Bologna, under 40 precari e lavoratori in nero: come difendere i loro diritti?
BOLOGNA – Quali sono le condizioni di lavoro degli under 40 del territorio bolognese? Quali difficoltà incontrano? E che ruolo può avere il sindacato oggi, per aiutarli nel processo di ricerca di un’autonomia economica? La Cgil di Bologna, in collaborazione con il centro studi Ires, lancia la ricerca “Mercato del lavoro e under 40 sotto le due Torri”, con un questionario rivolto ai giovani per comprendere le caratteristiche del loro lavoro, il livello di responsabilità e il clima nel posto di lavoro, la congruenza tra le competenze possedute e i percorsi di studio, e la gestione del lavoro con gli impegni famigliari. L’indagine è rivolta a un ampio spettro di lavoratori, subordinati e non: occupati a termine, a tempo indeterminato, contratti a progetto, cococo, stagisti, tirocinanti o titolari di borse lavoro, fino a chi si arrabatta fra mille lavoretti, o a chi lavora in nero.

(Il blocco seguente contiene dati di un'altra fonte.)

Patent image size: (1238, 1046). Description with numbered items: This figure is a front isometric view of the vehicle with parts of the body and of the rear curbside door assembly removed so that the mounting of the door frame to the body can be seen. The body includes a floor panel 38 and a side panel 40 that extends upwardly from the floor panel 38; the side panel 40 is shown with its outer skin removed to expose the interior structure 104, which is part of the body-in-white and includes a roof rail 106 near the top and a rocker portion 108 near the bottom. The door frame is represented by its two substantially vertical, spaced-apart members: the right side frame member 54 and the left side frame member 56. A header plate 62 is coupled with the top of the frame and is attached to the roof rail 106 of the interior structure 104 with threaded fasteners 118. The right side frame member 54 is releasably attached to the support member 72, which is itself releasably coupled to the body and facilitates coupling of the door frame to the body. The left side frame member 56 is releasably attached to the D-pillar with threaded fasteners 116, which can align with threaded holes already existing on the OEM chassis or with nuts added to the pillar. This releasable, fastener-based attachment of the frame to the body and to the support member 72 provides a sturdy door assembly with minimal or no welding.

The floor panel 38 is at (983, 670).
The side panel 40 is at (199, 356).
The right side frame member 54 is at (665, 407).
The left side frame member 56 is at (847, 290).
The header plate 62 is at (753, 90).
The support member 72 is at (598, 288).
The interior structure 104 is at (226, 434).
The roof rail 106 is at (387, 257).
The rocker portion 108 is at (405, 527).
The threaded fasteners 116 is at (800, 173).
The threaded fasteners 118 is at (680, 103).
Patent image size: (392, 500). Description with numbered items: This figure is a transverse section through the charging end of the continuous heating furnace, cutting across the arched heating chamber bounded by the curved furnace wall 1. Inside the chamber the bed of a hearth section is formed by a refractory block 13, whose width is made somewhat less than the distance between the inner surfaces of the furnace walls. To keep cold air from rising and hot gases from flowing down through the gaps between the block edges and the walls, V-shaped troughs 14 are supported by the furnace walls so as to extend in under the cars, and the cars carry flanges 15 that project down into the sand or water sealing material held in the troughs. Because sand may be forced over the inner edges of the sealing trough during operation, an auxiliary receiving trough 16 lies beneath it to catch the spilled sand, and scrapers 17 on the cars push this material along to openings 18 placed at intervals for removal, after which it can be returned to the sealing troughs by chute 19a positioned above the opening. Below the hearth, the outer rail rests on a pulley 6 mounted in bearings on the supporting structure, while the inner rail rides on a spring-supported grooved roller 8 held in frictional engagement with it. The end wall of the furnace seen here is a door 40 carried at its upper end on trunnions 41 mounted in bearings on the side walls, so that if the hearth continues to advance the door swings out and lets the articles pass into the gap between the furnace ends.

“Come sindacato ci occupiamo sempre di più dei lavoratori garantiti, che troviamo sui luoghi di lavoro, o dei pensionati, una categoria molto rappresentata, ma ci sfugge tutto il rapporto con il precariato – commenta Luana Rocchi, segretaria confederale della Camera del Lavoro di Bologna –. Con i lavoratori precari, se va bene abbiamo un rapporto a intermittenza, se va male non ce l’abbiamo proprio. Così finiamo per non avere una visione complessiva, il che ci impedisce di mettere in atto delle politiche efficaci”.
I dati statistici, continua Rocchi, parlano chiaro: nella Città metropolitana di Bologna, nel 2016 il reddito medio annuo era di circa 17 mila euro per la fascia fino a 39 anni, mentre per la fascia 40-64 anni aumentava a 30.690 euro, per poi riscendere a 25.800 euro per gli over 65. “Ci sarà una ragione per cui le donne decidono di avere figli in media intorno ai 33 anni? Ci sarà una ragione per cui le coppie si sposano sempre meno, e sempre più tardi? – si chiede –. È evidente che per i giovani c’è una grande difficoltà a pensare a un progetto di vita, a guardare al futuro”.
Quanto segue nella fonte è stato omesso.